Untuk memperoleh wawasan tentang paradigma penilaian yang “menyegarkan”, marilah kita simak pidato Howard Gardner (pakar Multiple Intelligences) di Harvard University Tahun 1984.
“Suatu pemandangan umum yang dijumpai hampir di mana pun di Amerika Serikat dewasa ini adalah ratusan siswa masuk dalam aula berukuran besar untuk ujian. Mereka duduk dengan gelisah, menunggu bungkusan bersegel diberikan. Pada jam yang sudah ditentukan, lembar soal dibagikan, instruksi singkat diberikan, dan ujian formal dimulai. Aula itu sunyi saat siswa di masing-masing bangku memegang pensil 2B dan menghitami lingkaran yang menjadi jawaban di lembar tersendiri.
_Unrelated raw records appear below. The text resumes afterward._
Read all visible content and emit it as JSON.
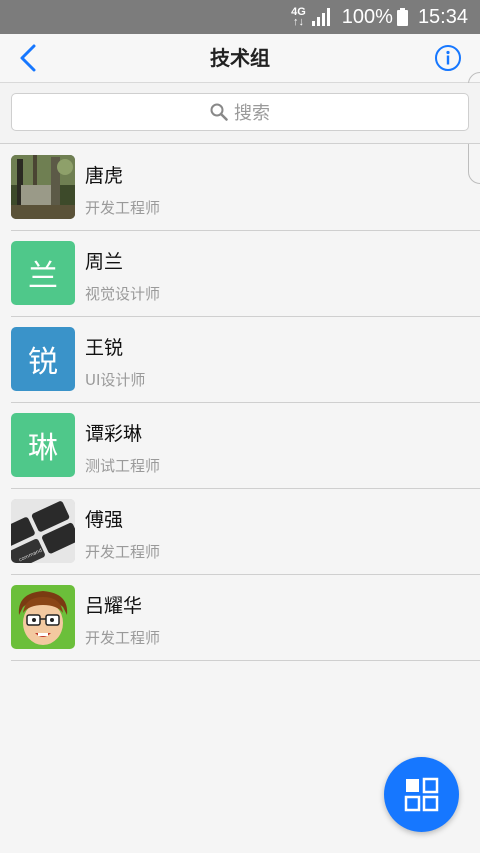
{
  "status_bar": {
    "network_top": "4G",
    "network_bottom": "↑↓",
    "battery": "100%",
    "time": "15:34"
  },
  "nav": {
    "title": "技术组"
  },
  "search": {
    "placeholder": "搜索"
  },
  "members": [
    {
      "name": "唐虎",
      "role": "开发工程师",
      "avatar_type": "photo-forest"
    },
    {
      "name": "周兰",
      "role": "视觉设计师",
      "avatar_type": "letter",
      "avatar_char": "兰",
      "avatar_color": "#4fc88a"
    },
    {
      "name": "王锐",
      "role": "UI设计师",
      "avatar_type": "letter",
      "avatar_char": "锐",
      "avatar_color": "#3a93c9"
    },
    {
      "name": "谭彩琳",
      "role": "测试工程师",
      "avatar_type": "letter",
      "avatar_char": "琳",
      "avatar_color": "#4fc88a"
    },
    {
      "name": "傅强",
      "role": "开发工程师",
      "avatar_type": "photo-keyboard"
    },
    {
      "name": "吕耀华",
      "role": "开发工程师",
      "avatar_type": "cartoon-face"
    }
  ],
  "colors": {
    "accent": "#1677ff"
  }
}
Beberapa jam kemudian, ujian berakhir dan lembar soal dikumpulkan. Beberapa hari kemudian, lembar berisi nilai diumumkan. Hasil ujian pagi itu menjadi faktor yang amat menentukan dalam keputusan masa depan masing-masing siswa.

Masyarakat kita telah menerima model ujian formal sampai tingkat yang berlebihan. Saya percaya bahwa berbagai aspek dari model aktivitas belajar dan penilaian yang saya sebut “belajar dalam konteks” dapat diperkenalkan kembali dengan memberikan manfaat ke dalam sistem pendidikan kita. Berdasarkan hasil penelitian saya dan rekan Collins, Brown, dan Newman tentang asal-usul tes standard an pandangan satu dimensi kegiatan mental yang sering merupakan implikasi dari metode pengujian seperti itu, saya menyarankan perlunya pandangan yang lebih luas mengenai pikiran manusia dan mengenai manusia belajar daripada yang diinformasikan oleh pemikiran sebelumnya.

Saya yakin, kita harus meninggalkan jauh-jauh bermacam tes dan berbagai kaitan dengan tes, dan sebagai gantinya mencari sumber informasi yang lebih alamiah tentang bagaimana orang di seluruh dunia mengembangkan kemampuan-kemampuan yang penting bagi hidup mereka. Tugas saya di sini adalah memperkirakan bentuk pendidikan dan model penilaian yang berakar kuat dalam pemahaman ilmiah saat ini dan yang memberikan kontribusi untuk memajukan pendidikan di Negara Amerika yang tercinta ini”.

Pidato Howard Gardner di atas, sejatinya menjadi sumber inspirasi bagi kaum pembelajar untuk melaksanakan penilaian yang dapat memberikan informasi utuh terkait gambaran kompetensi siswa. Meminjam istilahnya Munif Chatib, paradigma penilaian seperti ini disebut dengan “Penilaian Autentik”. Ialah paradigma penilaian yang merujuk pada teori multiple intelligences. Teori multiple intelligences menawarkan perombakan yang cukup fundamental dalam penilaian sebagai output sebuah proses pembelajaran. Teori ini, menganjurkan sistem yang tidah bergantung pada tes standar atau tes yang didasarkan pada nilai formal, tetapi lebih banyak didasarkan pada penilaian autentik yang mengacu pada kriteria khusus dengan menggunakan tes yang memiliki titik acuan spesifik dan ipsative (tes yang membandingkan prestasi siswa saat ini dengan prestasinya yang lalu). (Chatib, 2009:153-155).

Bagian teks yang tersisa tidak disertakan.